I think if I add a resistor in series with c2 I will put the magnitude flat.


I figured an equation for this circuit (without the extra resistor) and the actual circuit is in the attachment. I could not copy and paste it into the window so I just put it into the attachment. I know that I am suppossed to be able to change the transfer funtion into a simplier form to get the poles and zeos but I get stumped there. I ask my professor but he said "that is what grading is for" and laughed. He's the type that gives students impossible problems and is amazed that we cannot do them right way. I like him and everything, just I do not flourish under his teaching style, other than that he is a good teacer.

I know this is an algebra problem but it would really help me out to see math and not just and answer.

 

[7emeraldempre]

Sorry, i did not know the circuit was going to come out that way, but what it is supposed to look like is in the attachment.

 

[The Electrician]

It looks like you got the rather complicated expression for the transfer function correct, but you made a mistake somewhere when you tried to simplify it.

See the first attached image showing the correct simplified expression, and also the expression for the case where an additional resistor, R3, is in series with C2.

The second image shows the log magnitude and phase of the transfer function. I've got a value of R3=1000 there, but it's not used in this plot.

The third image shows the same for the case of R3=30 ohms in series with C2.

The transfer function denominator only involves the variable s to the second power, so you can use the quadratic formula to determine the poles of the denominator, which are the zeros of the transfer function. The poles of the numerator are obvious by inspection. Knowing the poles and zeros, you can plot the asymptotic response (the Bode plot).

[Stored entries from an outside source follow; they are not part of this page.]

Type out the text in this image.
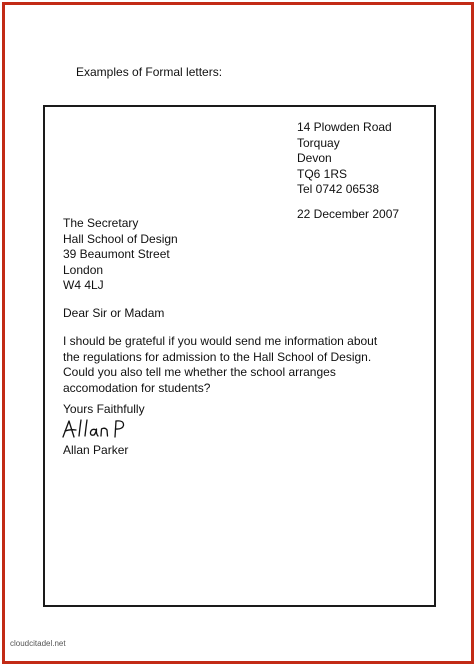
Examples of Formal letters:
14 Plowden Road
Torquay
Devon
TQ6 1RS
Tel 0742 06538
22 December 2007
The Secretary
Hall School of Design
39 Beaumont Street
London
W4 4LJ
Dear Sir or Madam
I should be grateful if you would send me information about
the regulations for admission to the Hall School of Design.
Could you also tell me whether the school arranges
accomodation for students?
Yours Faithfully
Allan Parker
cloudcitadel.net
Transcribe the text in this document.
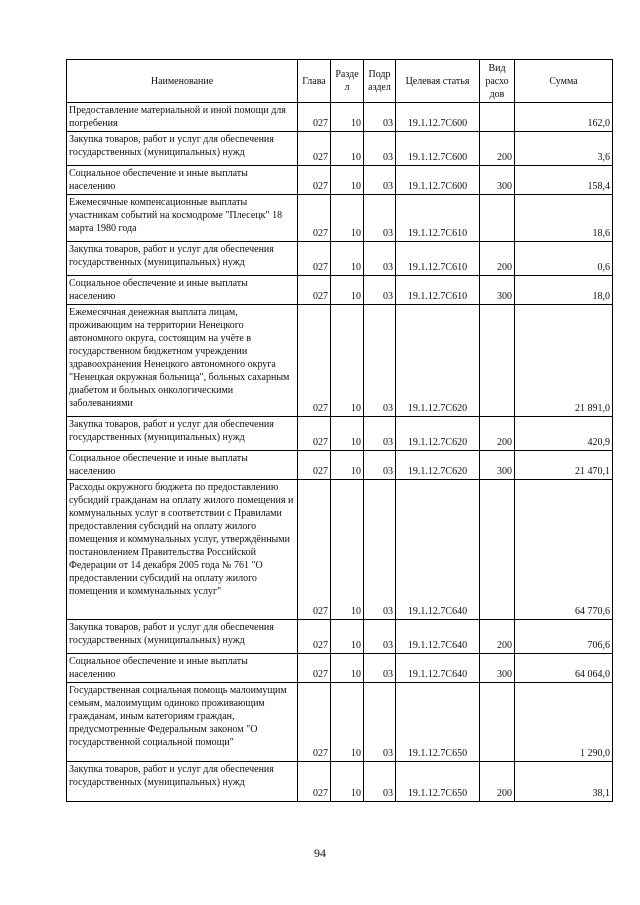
Наименование	Глава	Разде л	Подр аздел	Целевая статья	Вид расхо дов	Сумма
Предоставление материальной и иной помощи для погребения	027	10	03	19.1.12.7С600		162,0
Закупка товаров, работ и услуг для обеспечения государственных (муниципальных) нужд	027	10	03	19.1.12.7С600	200	3,6
Социальное обеспечение и иные выплаты населению	027	10	03	19.1.12.7С600	300	158,4
Ежемесячные компенсационные выплаты участникам событий на космодроме "Плесецк" 18 марта 1980 года	027	10	03	19.1.12.7С610		18,6
Закупка товаров, работ и услуг для обеспечения государственных (муниципальных) нужд	027	10	03	19.1.12.7С610	200	0,6
Социальное обеспечение и иные выплаты населению	027	10	03	19.1.12.7С610	300	18,0
Ежемесячная денежная выплата лицам, проживающим на территории Ненецкого автономного округа, состоящим на учёте в государственном бюджетном учреждении здравоохранения Ненецкого автономного округа "Ненецкая окружная больница", больных сахарным диабетом и больных онкологическими заболеваниями	027	10	03	19.1.12.7С620		21 891,0
Закупка товаров, работ и услуг для обеспечения государственных (муниципальных) нужд	027	10	03	19.1.12.7С620	200	420,9
Социальное обеспечение и иные выплаты населению	027	10	03	19.1.12.7С620	300	21 470,1
Расходы окружного бюджета по предоставлению субсидий гражданам на оплату жилого помещения и коммунальных услуг в соответствии с Правилами предоставления субсидий на оплату жилого помещения и коммунальных услуг, утверждёнными постановлением Правительства Российской Федерации от 14 декабря 2005 года № 761 "О предоставлении субсидий на оплату жилого помещения и коммунальных услуг"	027	10	03	19.1.12.7С640		64 770,6
Закупка товаров, работ и услуг для обеспечения государственных (муниципальных) нужд	027	10	03	19.1.12.7С640	200	706,6
Социальное обеспечение и иные выплаты населению	027	10	03	19.1.12.7С640	300	64 064,0
Государственная социальная помощь малоимущим семьям, малоимущим одиноко проживающим гражданам, иным категориям граждан, предусмотренные Федеральным законом "О государственной социальной помощи"	027	10	03	19.1.12.7С650		1 290,0
Закупка товаров, работ и услуг для обеспечения государственных (муниципальных) нужд	027	10	03	19.1.12.7С650	200	38,1
94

I don't understand the bit about the phase lag limits being 50+-, since the phase shift only goes negative. I suppose one way to get the values of R1 and R2 for some specified phase shift would be to manually tweak the values and repeatedly plot phase shift.

But, if your instructor wants precise values, you're going to have to differentiate the expression for phase shift, find the two frequencies of maximum negative phase shift and using those expressions, set them both equal to 50 degrees (or whatever your instructor wants), and solve for R1 and R2.